I laugh. “Right now?”

“I’m kidding. We should still keep it quiet. Give it a week or so. You think?”

“Yeah,” I say, and I’m relieved. I don’t want to be the guy that messed around with J-Dog Roofer’s girlfriend . . . even though I am. That would not work out in my favor. “Does he know about me?”

“No. I just told him what I’d been thinking for weeks.”

“Which is . . . ?”

“That I’m tired of being his girlfriend only when he runs out of other things to do.”

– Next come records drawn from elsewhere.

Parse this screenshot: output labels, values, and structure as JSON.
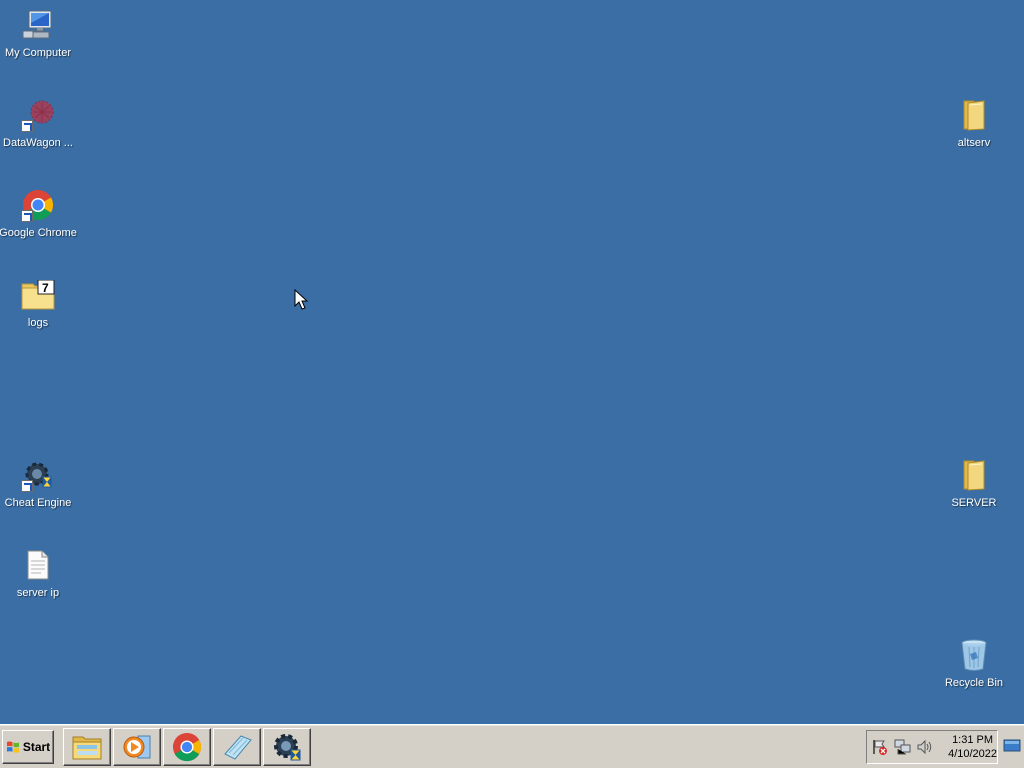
{
  "desktop": {
    "background_color": "#3a6ea5",
    "icons": [
      {
        "label": "My Computer",
        "icon": "computer-icon"
      },
      {
        "label": "DataWagon ...",
        "icon": "datawagon-icon",
        "shortcut": true
      },
      {
        "label": "Google Chrome",
        "icon": "chrome-icon",
        "shortcut": true
      },
      {
        "label": "logs",
        "icon": "7zip-folder-icon"
      },
      {
        "label": "Cheat Engine",
        "icon": "cheat-engine-icon",
        "shortcut": true
      },
      {
        "label": "server ip",
        "icon": "text-file-icon"
      },
      {
        "label": "altserv",
        "icon": "folder-icon"
      },
      {
        "label": "SERVER",
        "icon": "folder-icon"
      },
      {
        "label": "Recycle Bin",
        "icon": "recycle-bin-icon"
      }
    ]
  },
  "taskbar": {
    "start_label": "Start",
    "pinned": [
      {
        "name": "Windows Explorer",
        "icon": "explorer-icon"
      },
      {
        "name": "Media Player",
        "icon": "media-player-icon"
      },
      {
        "name": "Google Chrome",
        "icon": "chrome-icon"
      },
      {
        "name": "Notepad",
        "icon": "notepad-icon"
      },
      {
        "name": "Cheat Engine",
        "icon": "cheat-engine-icon"
      }
    ],
    "tray": {
      "icons": [
        "action-center-flag-icon",
        "network-icon",
        "volume-icon"
      ],
      "time": "1:31 PM",
      "date": "4/10/2022"
    }
  }
}
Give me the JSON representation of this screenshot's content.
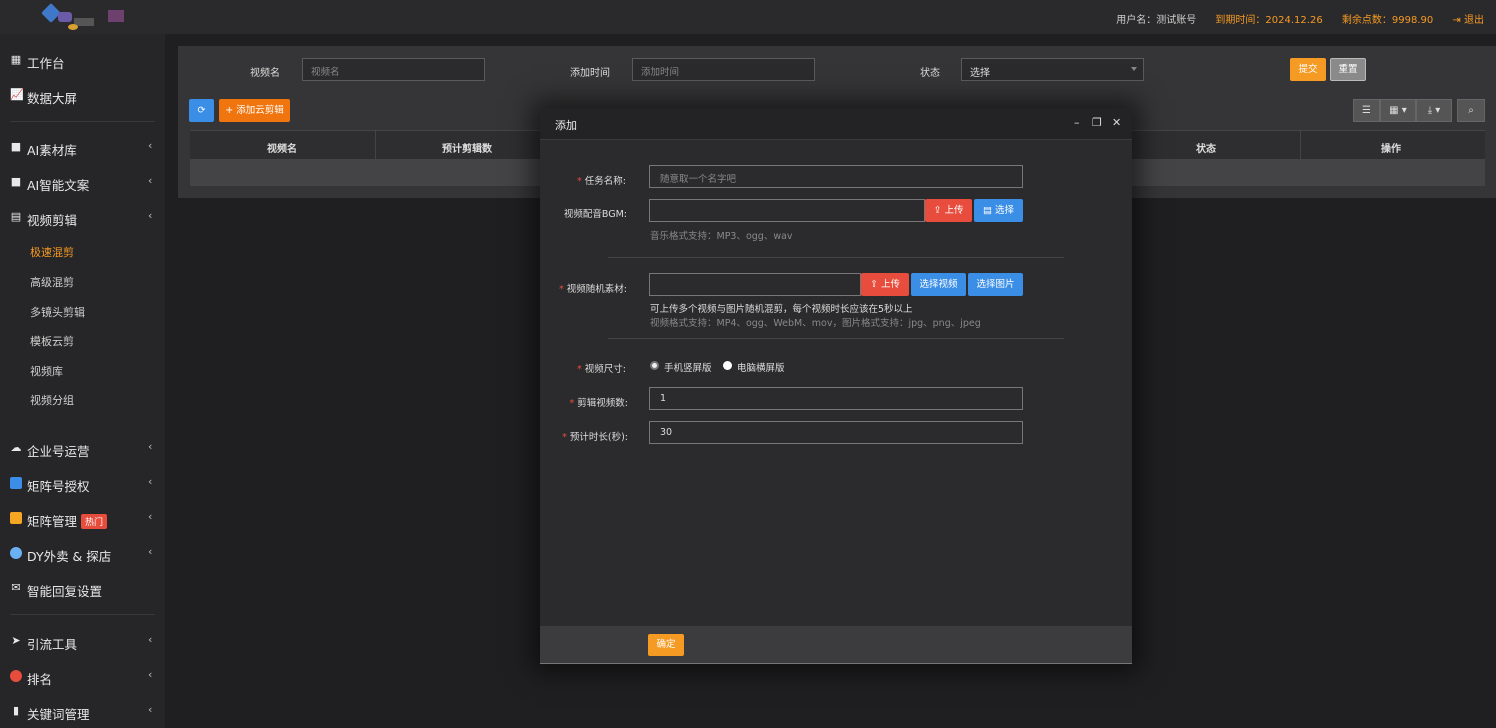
{
  "header": {
    "username_label": "用户名：测试账号",
    "expiry_label": "到期时间：2024.12.26",
    "points_label": "剩余点数：9998.90",
    "logout_label": "退出"
  },
  "sidebar": {
    "items": [
      {
        "label": "工作台"
      },
      {
        "label": "数据大屏"
      },
      {
        "label": "AI素材库"
      },
      {
        "label": "AI智能文案"
      },
      {
        "label": "视频剪辑"
      },
      {
        "label": "企业号运营"
      },
      {
        "label": "矩阵号授权"
      },
      {
        "label": "矩阵管理",
        "badge": "热门"
      },
      {
        "label": "DY外卖 & 探店"
      },
      {
        "label": "智能回复设置"
      },
      {
        "label": "引流工具"
      },
      {
        "label": "排名"
      },
      {
        "label": "关键词管理"
      }
    ],
    "sub_items": [
      {
        "label": "极速混剪"
      },
      {
        "label": "高级混剪"
      },
      {
        "label": "多镜头剪辑"
      },
      {
        "label": "模板云剪"
      },
      {
        "label": "视频库"
      },
      {
        "label": "视频分组"
      }
    ]
  },
  "filter": {
    "video_name_label": "视频名",
    "video_name_placeholder": "视频名",
    "add_time_label": "添加时间",
    "add_time_placeholder": "添加时间",
    "status_label": "状态",
    "status_value": "选择",
    "submit_label": "提交",
    "reset_label": "重置"
  },
  "toolbar": {
    "add_label": "添加云剪辑"
  },
  "table": {
    "columns": [
      "视频名",
      "预计剪辑数",
      "状态",
      "操作"
    ]
  },
  "modal": {
    "title": "添加",
    "task_name_label": "任务名称:",
    "task_name_placeholder": "随意取一个名字吧",
    "bgm_label": "视频配音BGM:",
    "upload_label": "上传",
    "select_label": "选择",
    "bgm_hint": "音乐格式支持：MP3、ogg、wav",
    "material_label": "视频随机素材:",
    "select_video_label": "选择视频",
    "select_image_label": "选择图片",
    "material_hint1": "可上传多个视频与图片随机混剪，每个视频时长应该在5秒以上",
    "material_hint2": "视频格式支持：MP4、ogg、WebM、mov，图片格式支持：jpg、png、jpeg",
    "size_label": "视频尺寸:",
    "size_option1": "手机竖屏版",
    "size_option2": "电脑横屏版",
    "count_label": "剪辑视频数:",
    "count_value": "1",
    "duration_label": "预计时长(秒):",
    "duration_value": "30",
    "confirm_label": "确定"
  }
}
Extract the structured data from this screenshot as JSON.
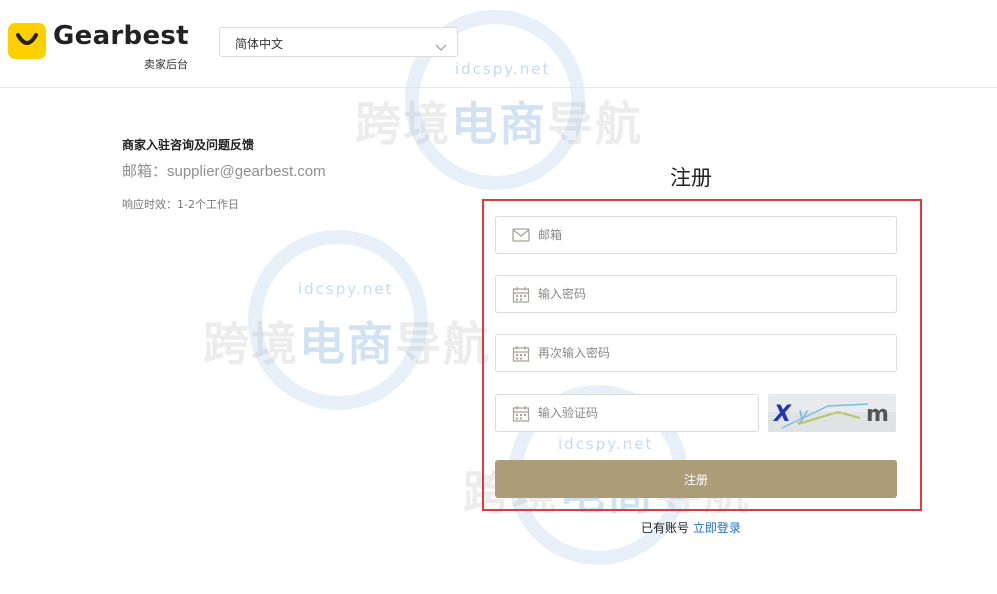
{
  "header": {
    "logo_text": "Gearbest",
    "logo_subtitle": "卖家后台",
    "language": {
      "selected": "简体中文"
    }
  },
  "contact": {
    "title": "商家入驻咨询及问题反馈",
    "email_line": "邮箱：supplier@gearbest.com",
    "response_time": "响应时效：1-2个工作日"
  },
  "register": {
    "title": "注册",
    "email_placeholder": "邮箱",
    "password_placeholder": "输入密码",
    "confirm_password_placeholder": "再次输入密码",
    "captcha_placeholder": "输入验证码",
    "submit_label": "注册",
    "has_account_text": "已有账号",
    "login_link": "立即登录"
  },
  "watermark": {
    "url": "idcspy.net",
    "text_a": "跨境",
    "text_b": "电商",
    "text_c": "导航"
  },
  "colors": {
    "brand_yellow": "#ffd000",
    "submit_bg": "#aa9d78",
    "highlight_border": "#e53935",
    "link_blue": "#1f6fd1"
  }
}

Other students have drifted over and we don’t say much, but when we sit together on the bus as usual, Cami sits so close to me I can’t even concentrate. She just listens to her playlist, being all sexy, and I look out the window, thinking about how the last time I rode this bus, I didn’t stand a chance.

It’s amazing how everything can change just like that.

At school, I know I won’t see Cami, because I never do, but I look for her anyway. And, of course, I don’t have any trouble finding J-Dog. But we haven’t actually talked since his apology, and I think he’s figured out that no matter how cool he is, he’s never going to get me to go to another basketball game again in my entire life. So at least he’s smart enough to give up on me.

I watch him walk around school being all jock and joking around with his friends and flirting with other girls, and he doesn’t even look sad. He looks exactly the same. And I think about Cami, how I’d feel if she dumped me, and I can’t even imagine it. I definitely wouldn’t be walking around like nothing happened.

The best part of the day is when I walk out of school after the bell rings and there’s no J-Dog making out with Cami by the bus. She’s standing there, though, hair flipped to one side, backpack over one shoulder. Waiting. Waiting for me.

It’s a good week. Midterms keep Cami and me both busier than we want to be, and I have extra punishment chores like cleaning out the garage, which has got to be the worst job ever. The garage floor is disgusting. Big stalactites of filthy slush build up behind the car wheels and drop off, getting smashed again when the car goes out—Gracie calls it car poop. I shovel it up and toss it all on the side of the house.